There are various loaders that one can use in LangChain.

In particular, for PDFs one can use:

- PyPDF: python library to extract text from PDFs. It works well when the file has a simple structure and there is no need of OCR;

- Azure Document Intelligence: LangChain integration with Azure SDK. Document Intelligence is a Microsoft Azure service that enables the analysis, extraction, and structuring of data from unstructured documents including Word and PDFs, using advanced OCR. This tool is recommended when working with scanned or hand-written documents or documents containing tables or similar structures. Some feature include:

    - **Prebuilt models** for common document types (e.g., invoices, receipts, IDs) and general documents.
    
    - **Custom models** that can be trained on specific document formats.
    
    - **Table** and **key-value** pair extraction for structured data retrieval.

    - **Markdown** text extraction to easy document indexing.

The model we are using is the `prebuild-layout` model. More info on this page [What is Azure AI Document Intelligence?](https://learn.microsoft.com/en-us/azure/ai-services/document-intelligence/overview?view=doc-intel-4.0.0).

Note that, while document loading with PyPDF only takes a couple of seconds, using Document Intelligence is a little longer, as the model has to perform OCR on the document and extract tables and document structure.

In [None]:
FILE_PATH = "<path_to_pdf>"

## PyPDF Loader

In [None]:
from langchain_community.document_loaders import PyPDFLoader

loader = PyPDFLoader(FILE_PATH)
document = loader.load()

## Azure Document Intelligence Loader

In [None]:
import os
from langchain_community.document_loaders.doc_intelligence import (
    AzureAIDocumentIntelligenceLoader,
)

loader = AzureAIDocumentIntelligenceLoader(
    api_endpoint=os.environ["DOC_INTELLIGENCE_ENDPOINT"],
    api_key=os.environ["DOC_INTELLIGENCE_KEY"],
    file_path=FILE_PATH,
)

document = loader.load()

# Splitting

Several splitters are already developed in LangChain.

- **CharacterTextSplitter**: is the simplest splitter. It splits the text based on a given chunk size (usually in token) and a give separator.

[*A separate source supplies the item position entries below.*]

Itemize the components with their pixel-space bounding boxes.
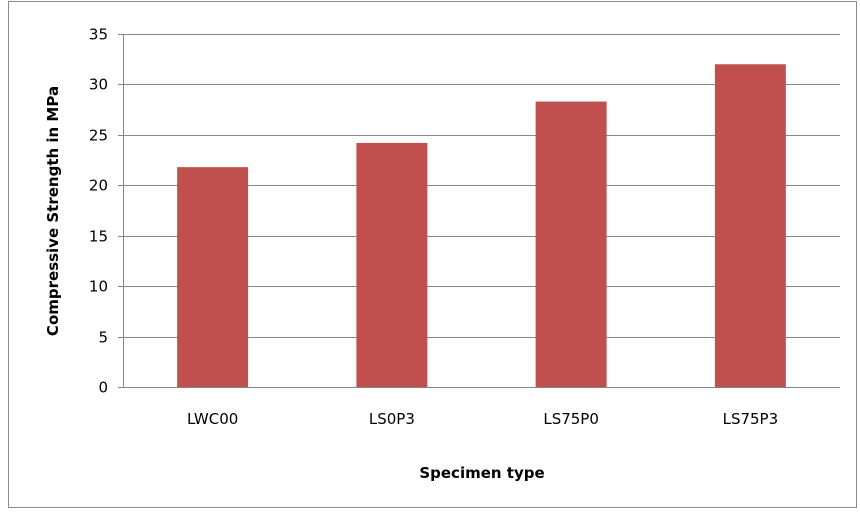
x-tick-label: LS0P3 <box>369 410 415 428</box>
bar-ls0p3 <box>356 142 428 387</box>
y-tick-label: 5 <box>98 329 108 347</box>
y-tick-label: 35 <box>89 26 108 44</box>
x-tick-labels: LWC00 LS0P3 LS75P0 LS75P3 <box>187 410 778 428</box>
bar-ls75p0 <box>535 101 607 388</box>
y-tick-label: 25 <box>89 127 108 145</box>
bar-ls75p3 <box>714 64 786 387</box>
x-tick-label: LWC00 <box>187 410 238 428</box>
y-axis-title: Compressive Strength in MPa <box>44 86 62 336</box>
y-tick-label: 10 <box>89 278 108 296</box>
bar-lwc00 <box>177 167 249 387</box>
axes <box>118 34 840 388</box>
x-tick-label: LS75P0 <box>543 410 599 428</box>
bars <box>177 64 786 388</box>
y-tick-label: 0 <box>98 379 108 397</box>
x-tick-label: LS75P3 <box>723 410 779 428</box>
y-tick-labels: 0 5 10 15 20 25 30 35 <box>89 26 108 397</box>
y-tick-label: 20 <box>89 177 108 195</box>
x-axis-title: Specimen type <box>419 464 544 482</box>
y-tick-label: 15 <box>89 228 108 246</box>
y-tick-label: 30 <box>89 76 108 94</box>
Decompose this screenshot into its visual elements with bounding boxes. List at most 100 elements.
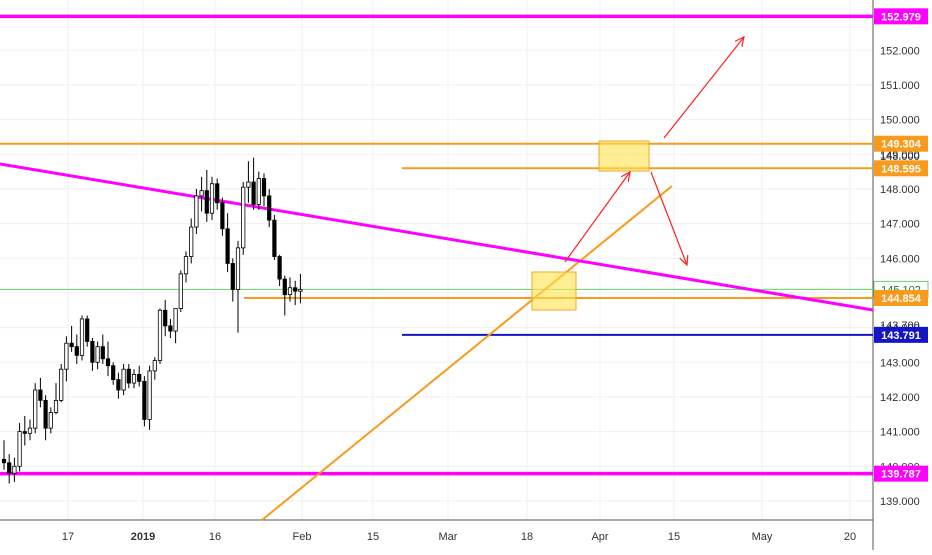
price-label-magenta-bg bbox=[874, 465, 928, 482]
candle-body bbox=[272, 219, 277, 257]
candle-body bbox=[116, 379, 121, 391]
price-tick-label: 151.000 bbox=[880, 80, 920, 92]
price-label-magenta: 139.787 bbox=[881, 469, 921, 481]
price-label-orange: 144.854 bbox=[881, 293, 922, 305]
time-tick-label: Apr bbox=[591, 531, 608, 543]
arrow-down-retrace-head bbox=[679, 254, 689, 267]
price-tick-label: 152.000 bbox=[880, 45, 920, 57]
price-label-magenta: 152.979 bbox=[881, 11, 921, 23]
time-tick-label: 15 bbox=[367, 531, 379, 543]
candle-body bbox=[267, 195, 272, 221]
price-tick-label-covered: 148.000 bbox=[880, 151, 920, 163]
candle-body bbox=[64, 342, 69, 370]
time-tick-label: 17 bbox=[62, 531, 74, 543]
candle-body bbox=[17, 431, 22, 467]
candle-body bbox=[225, 228, 230, 264]
candle-body bbox=[183, 256, 189, 275]
candle-body bbox=[33, 389, 38, 429]
time-tick-label: 16 bbox=[209, 531, 221, 543]
candle-body bbox=[199, 190, 204, 197]
candle-body bbox=[90, 341, 95, 363]
candle-body bbox=[163, 309, 168, 327]
price-label-magenta-bg bbox=[874, 8, 928, 25]
price-labels: 152.979149.304148.595145.102144.854143.7… bbox=[873, 8, 929, 482]
candle-body bbox=[168, 325, 173, 332]
candle-body bbox=[53, 399, 59, 413]
candle-body bbox=[147, 370, 152, 420]
price-label-orange-bg bbox=[874, 289, 928, 306]
candle-body bbox=[173, 308, 178, 332]
time-tick-label: 20 bbox=[844, 531, 856, 543]
price-tick-label: 150.000 bbox=[880, 115, 920, 127]
time-tick-label: 15 bbox=[668, 531, 680, 543]
price-tick-label: 149.000 bbox=[880, 149, 920, 161]
plot-background bbox=[0, 0, 873, 520]
price-label-navy-bg bbox=[874, 326, 928, 343]
candle-body bbox=[7, 462, 12, 474]
candle-body bbox=[230, 263, 235, 290]
candle-body bbox=[22, 431, 27, 434]
candle-body bbox=[111, 365, 116, 381]
candle-body bbox=[38, 389, 43, 401]
price-label-orange-bg bbox=[874, 160, 928, 177]
candle-body bbox=[95, 346, 100, 363]
candle-body bbox=[69, 342, 74, 348]
price-tick-label: 147.000 bbox=[880, 219, 920, 231]
time-tick-label: 2019 bbox=[131, 531, 155, 543]
candles bbox=[1, 157, 303, 484]
drawings-front bbox=[564, 35, 745, 267]
time-tick-label: 18 bbox=[521, 531, 533, 543]
candle-body bbox=[189, 226, 194, 257]
time-tick-label: May bbox=[752, 531, 773, 543]
candle-body bbox=[298, 289, 303, 292]
candle-body bbox=[59, 368, 64, 401]
grid bbox=[0, 0, 873, 520]
candle-body bbox=[157, 309, 163, 361]
candle-body bbox=[220, 202, 225, 230]
highlight-zone-current bbox=[531, 271, 577, 311]
candle-body bbox=[100, 346, 105, 360]
price-tick-label: 142.000 bbox=[880, 392, 920, 404]
descending-trendline bbox=[0, 162, 874, 312]
time-tick-label: Mar bbox=[439, 531, 458, 543]
highlight-zone-target bbox=[598, 140, 650, 172]
candle-body bbox=[105, 358, 111, 367]
candle-body bbox=[287, 287, 293, 296]
time-scale: 17 2019 16 Feb 15 Mar 18 Apr 15 May 20 bbox=[0, 519, 873, 543]
candle-body bbox=[126, 368, 131, 384]
candle-body bbox=[235, 247, 241, 290]
candle-body bbox=[178, 273, 183, 309]
candle-body bbox=[215, 183, 220, 204]
candle-body bbox=[241, 186, 246, 249]
price-tick-label: 139.000 bbox=[880, 496, 920, 508]
candle-body bbox=[251, 181, 256, 205]
candle-body bbox=[1, 458, 7, 464]
candle-body bbox=[43, 399, 48, 429]
candle-body bbox=[277, 256, 282, 280]
candle-body bbox=[137, 373, 142, 382]
time-tick-label: Feb bbox=[293, 531, 312, 543]
candle-body bbox=[204, 190, 209, 214]
arrow-up-to-target bbox=[564, 171, 631, 263]
price-label-orange: 149.304 bbox=[881, 139, 922, 151]
ascending-trendline bbox=[261, 185, 673, 521]
price-label-orange: 148.595 bbox=[881, 163, 921, 175]
candle-body bbox=[256, 178, 261, 205]
candle-body bbox=[27, 427, 33, 434]
price-tick-label: 146.000 bbox=[880, 253, 920, 265]
candle-body bbox=[131, 373, 137, 384]
arrow-down-retrace bbox=[650, 171, 688, 266]
candle-body bbox=[121, 368, 126, 391]
price-label-orange-bg bbox=[874, 135, 928, 152]
arrow-up-to-high bbox=[663, 36, 745, 139]
candle-body bbox=[48, 412, 53, 429]
drawings-back bbox=[0, 14, 874, 521]
candle-body bbox=[12, 465, 17, 474]
candle-body bbox=[194, 195, 199, 228]
price-tick-label: 141.000 bbox=[880, 427, 920, 439]
candle-body bbox=[152, 360, 157, 372]
candle-body bbox=[142, 380, 147, 420]
candle-body bbox=[74, 346, 79, 356]
price-label-navy: 143.791 bbox=[881, 330, 921, 342]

- **RecursiveCharacterTextSplitter**: is more avdanced. It tries to recursively split the text on a give set of separators, by default `["\n\n", "\n", " ", ""]`, observing a given chunk size. More info [here](https://python.langchain.com/docs/how_to/recursive_text_splitter/).

- **MarkdownTextSplitter**: is specific for markdown text. It extends `RecursiveCharacterTextSplitter` using separators specific for Markdown, such as end of code blocks and markdown headings.

- **MarkdownHeaderTextSplitter**: is specific for markdown text. It splits the text based on a list of tuples defining the headers. More info [here](https://python.langchain.com/docs/how_to/markdown_header_metadata_splitter/).

In [None]:
from langchain.text_splitter import RecursiveCharacterTextSplitter

splitter = RecursiveCharacterTextSplitter()
splitted_docs = splitter.split_documents(document)

In [12]:
from langchain.text_splitter import MarkdownHeaderTextSplitter

splitter = MarkdownHeaderTextSplitter(
    headers_to_split_on=[("#", "Header 1"), ("##", "Header 2")]
)
splitted_docs = splitter.split_text(document[0].page_content)

# Embedding

In [None]:
from langchain_openai import OpenAIEmbeddings

embeddings = OpenAIEmbeddings()

# Indexing

Several indexes are available in LangChain and on the market. For this demo we are using **FAISS** index, which is open source.

Complete list of supported indexes in LangChain [here](https://python.langchain.com/docs/integrations/vectorstores/).

In [None]:
from langchain_community.vectorstores import FAISS

vectorstore = FAISS.from_documents(splitted_docs, embeddings)
vectorstore.save_local("pdf_index")